Ellen : "We do not have a hierarchy. In practice that means that everybody has to take turns cleaning the toilet. We also expect each member to join our biweekly meeting and to be at the office at least one afternoon a week to open the door, answer the telephone and show visitors around in the library. Next to that you have got to join at least of our workgroups, like individual or collective support, anti-fascism, the magazine, finance, etc."

Jan : "Not everyone can immediately join the writers group. You need to be able to express the ideas we have developed in all these years. We can’t have someone new suddenly writing positive about capitalism, patriarchy or racism. When one of our members has written an article, we always discuss it collectively before it is published. That’s basic. Technically, I am a horrible writer myself. But Harry and Eric always correct the stuff I write, and by discussing the mistakes I have learned a lot. We educate each other."

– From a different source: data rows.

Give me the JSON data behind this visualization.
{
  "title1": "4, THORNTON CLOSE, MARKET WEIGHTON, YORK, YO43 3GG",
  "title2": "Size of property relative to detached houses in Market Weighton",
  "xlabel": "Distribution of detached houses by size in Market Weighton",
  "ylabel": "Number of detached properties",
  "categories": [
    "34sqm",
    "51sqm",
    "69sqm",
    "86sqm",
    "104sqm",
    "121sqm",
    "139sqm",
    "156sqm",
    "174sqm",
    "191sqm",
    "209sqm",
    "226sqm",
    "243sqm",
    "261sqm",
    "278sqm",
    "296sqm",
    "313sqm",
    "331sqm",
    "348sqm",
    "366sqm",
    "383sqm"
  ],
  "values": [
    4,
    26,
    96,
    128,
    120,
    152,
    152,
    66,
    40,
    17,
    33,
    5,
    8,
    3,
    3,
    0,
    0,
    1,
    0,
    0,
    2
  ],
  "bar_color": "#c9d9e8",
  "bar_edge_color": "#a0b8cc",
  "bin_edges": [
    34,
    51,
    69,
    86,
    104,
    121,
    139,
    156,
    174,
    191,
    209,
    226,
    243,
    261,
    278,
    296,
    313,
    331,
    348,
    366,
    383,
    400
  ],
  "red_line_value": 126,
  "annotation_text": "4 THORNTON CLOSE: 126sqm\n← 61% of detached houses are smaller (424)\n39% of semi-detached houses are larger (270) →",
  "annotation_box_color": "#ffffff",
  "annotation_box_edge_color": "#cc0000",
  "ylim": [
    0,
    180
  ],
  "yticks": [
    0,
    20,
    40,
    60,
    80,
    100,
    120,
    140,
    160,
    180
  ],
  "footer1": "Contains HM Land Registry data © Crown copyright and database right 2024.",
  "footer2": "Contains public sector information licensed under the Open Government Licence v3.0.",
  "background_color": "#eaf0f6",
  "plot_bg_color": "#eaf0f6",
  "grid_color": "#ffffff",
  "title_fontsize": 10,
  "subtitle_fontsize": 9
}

Eric : "We stimulate new members to read certain books, and of course a lot of material we wrote ourselves. We have bundled the most important theoretical articles we wrote in the past 15 years in brochures. And the mentor and others discuss them with the new members. It’s a political training. Of course we also learn from the new members. New people can bring in new ideas. We also need to keep an open mind about what they think. We also try to learn from members leaving De Fabel by talking with them about what went wrong."

Ellen : "Members leave De Fabel, or the radical Left all together, because for instance they find it too political, too difficult, or too time consuming. We have to be realistic about that. Not everyone can be a hard-core political activist and ideologist."

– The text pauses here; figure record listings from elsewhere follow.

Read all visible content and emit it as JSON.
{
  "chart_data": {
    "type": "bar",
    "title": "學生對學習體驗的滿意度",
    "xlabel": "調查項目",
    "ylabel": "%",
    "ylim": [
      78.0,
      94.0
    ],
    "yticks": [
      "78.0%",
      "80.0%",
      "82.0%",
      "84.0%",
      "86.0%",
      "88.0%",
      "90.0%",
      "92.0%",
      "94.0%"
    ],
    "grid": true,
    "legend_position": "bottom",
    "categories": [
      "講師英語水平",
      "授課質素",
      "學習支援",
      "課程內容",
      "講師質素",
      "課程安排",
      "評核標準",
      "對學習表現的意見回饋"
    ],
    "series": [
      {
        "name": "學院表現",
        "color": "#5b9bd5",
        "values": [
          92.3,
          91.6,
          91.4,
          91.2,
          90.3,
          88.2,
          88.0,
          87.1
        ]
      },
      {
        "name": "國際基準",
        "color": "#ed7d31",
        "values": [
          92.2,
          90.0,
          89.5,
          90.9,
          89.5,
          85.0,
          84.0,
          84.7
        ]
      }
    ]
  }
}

What is the difference between De Fabel and a ngo ?

Jan : "Ngo’s criticize situations, but never in a fundamental way. They try to help people and they work on temporary solutions. We want a revolution. The whole society has to change. We try to fight with people who want the same, or who have demands that point to fundamental changes. So, when talking about the problems the undocumented face : a ngo would for instance maybe arrange doctors for them. We also do that, but we also struggle together with the undocumented and the radical Left against the governmental exclusion policy and immigration controls which have caused the problems of the immigrants in the first place. We also try to continually develop the radical Left analysis. Ngo’s wouldn’t do that.

Can you give an example ?

Eric : "The radical Left in the Netherlands is used to argue against the government keeping political refugees out and deporting the ones who managed to come in. Those arguments are good, but not enough. The radical Left needs to see that the government also allows people in, that it selects immigrants based on the needs of the labor market. So it makes more sense to the radical Left to think in terms of migration controls and population politics. Then it will automatically notice immigrants, as well as refugees. Furthermore, the concept of population politics opens up our eyes to wider controls. Not only does the state decide who is allowed in and who is not, all on the basis of economic calculations. It also influences who’s to live and who’s not. The elderly and the handicapped cannot be made productive, and that’s why euthanasia is so popular with the Dutch government. Recent debates in the government on forced integration or even assimilation of immigrants can also be seen in this light. Companies can make more money with carefully assimilated immigrants working for them. We also try to get the radical Left to focus more on patriarchy, on the position of migrant women and the jobs they often have to do. Fortunately, in the last five years quite a few radicals have abandoned the anti-globalization ideology and started looking in their own neighborhood at concrete repression and exploitation of workers, especially immigrants. I like to think that we have helped to push activists in that direction."